By Dr. Ross Colt
Medical Director, Gary & Mary West PACE
San Marcos CA— If you’re among the 1 in 5 Americans caring for an aging loved one, or an adult or child with special needs, this year has probably tested you. A lot.
Research has shown that informal caregivers (those who aren’t paid) are at a high risk of experiencing chronic stress, as well as anxiety and depression. Now, the Covid-19 pandemic has raised the stress levels of many family caregivers to unprecedented levels, which may lead to physical health problems down the road, including a lowered immune response.
November is Family Caregivers Month, a time to recognize the contributions of caregivers and provide them with tools that they need to keep themselves mentally and physically healthy. Here are some tips for how caregivers can reduce stress and prioritize self-care, even in a pandemic that presents new challenges each day.
- Take basic physical precautions against COVID-19 and the flu. Wear a mask in public places, wash your hands frequently with soap and water, avoid touching your face, avoid crowds, and clean high-touch surfaces including mobility and medical equipment.
- Know the physical and emotional signs of burnout. Some of the physical and emotional signs of caregiver stress or burn out include lack of energy, changes in sleep patterns, weight gain or loss, social withdrawal, difficulty concentrating, increased feelings of resentments and more.

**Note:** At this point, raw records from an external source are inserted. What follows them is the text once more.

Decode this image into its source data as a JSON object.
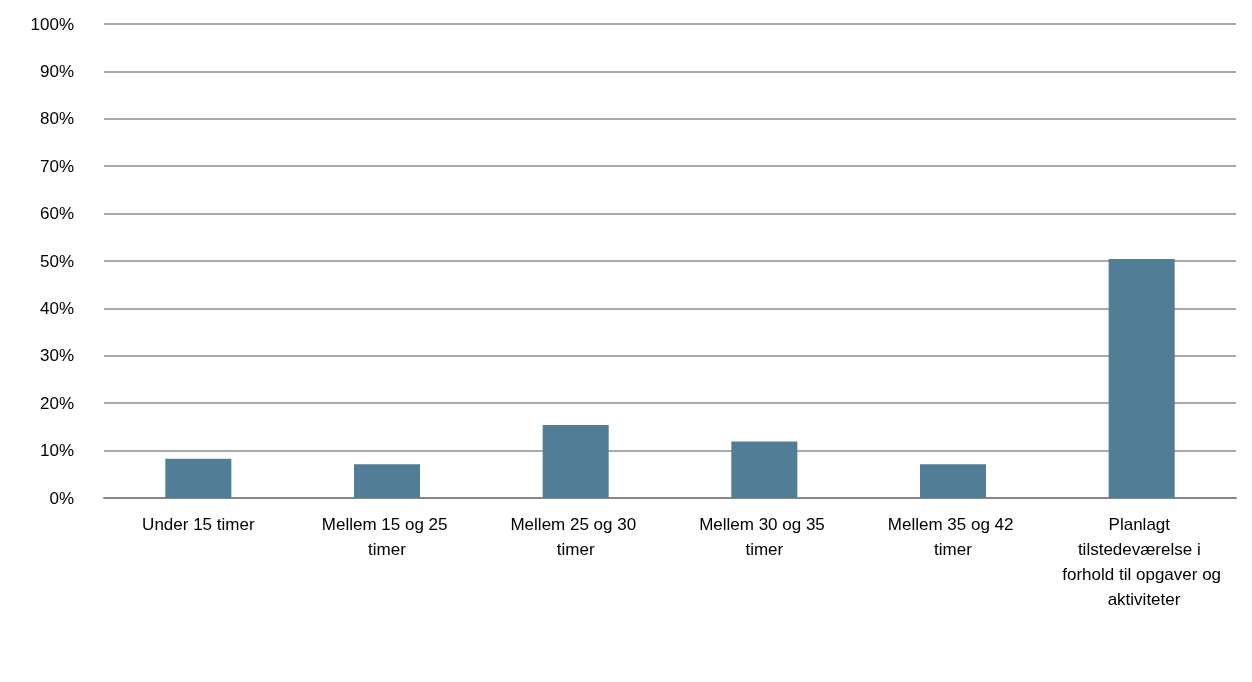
{
  "chart_data": {
    "type": "bar",
    "categories": [
      "Under 15 timer",
      "Mellem 15 og 25 timer",
      "Mellem 25 og 30 timer",
      "Mellem 30 og 35 timer",
      "Mellem 35 og 42 timer",
      "Planlagt tilstedeværelse i forhold til opgaver og aktiviteter"
    ],
    "values": [
      8.3,
      7.1,
      15.4,
      11.9,
      7.1,
      50.4
    ],
    "color": "#527d96",
    "ylim": [
      0,
      100
    ],
    "yticks": [
      {
        "value": 0,
        "label": "0%"
      },
      {
        "value": 10,
        "label": "10%"
      },
      {
        "value": 20,
        "label": "20%"
      },
      {
        "value": 30,
        "label": "30%"
      },
      {
        "value": 40,
        "label": "40%"
      },
      {
        "value": 50,
        "label": "50%"
      },
      {
        "value": 60,
        "label": "60%"
      },
      {
        "value": 70,
        "label": "70%"
      },
      {
        "value": 80,
        "label": "80%"
      },
      {
        "value": 90,
        "label": "90%"
      },
      {
        "value": 100,
        "label": "100%"
      }
    ],
    "grid": "y"
  }
}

- Stay connected. Multiple studies have shown that prolonged social isolation is as bad for our health as smoking 15 cigarettes a day. Check in with your friends regularly to stay healthy. Catch up in any way that feels restorative to you, whether that’s in their driveway from a distance or over the phone. And by all means, if you have reached your limit, contact a mental health professional for support.
- Keep your loved one social, too. Even if your closest relatives and friends cannot safely visit your loved one in-person, they can still help you shoulder the emotional burden of caregiving by providing them with needed social connection. Set your loved one up on virtual communication platforms like Zoom or FaceTime, and schedule regular chats with others for them.
- Express yourself. Even something as simple as journaling your thoughts regularly can boost your mood and increase your feelings of well-being. All you need to get started is a pen and paper. If you’re feeling self-conscious, write your answer to a prompt like, “what was my biggest challenge today?” or “what was one thing I am grateful for today?”
- Give yourself some grace. You may feel that you’re not taking good enough care of your loved one or are selfish if you take time for yourself. That is not the case. In the words of Brené Brown, “Talk to yourself like you would talk to someone you love.” Reframe and remind yourself: Caring for yourself is caring for others.
- Find a backup caregiver. If you’re the main caregiver for your loved one—and are concerned about endangering your loved one’s health during the pandemic, need to look for work or simply need a break—consider respite care services via a PACE (Program of All-Inclusive Care for the Elderly) program. Nonprofit PACE programs are full-service healthcare programs for seniors who want independence but need support and offer relief for caregivers by providing transportation to medical appointments, assistance and transportation for shopping and errands, light housekeeping and help with bathing, meals and essential activities around the house for elderly individuals.
As the old saying goes, you cannot pour from an empty cup, and burnout can seriously impact how you care for your loved one. Prioritizing your own mental health and self-care as a caregiver isn’t a luxury—it’s a necessity. Following these tips and taking some time for yourself will help you and your loved one stay healthy through this pandemic, the upcoming holiday season, and hopefully for many years beyond.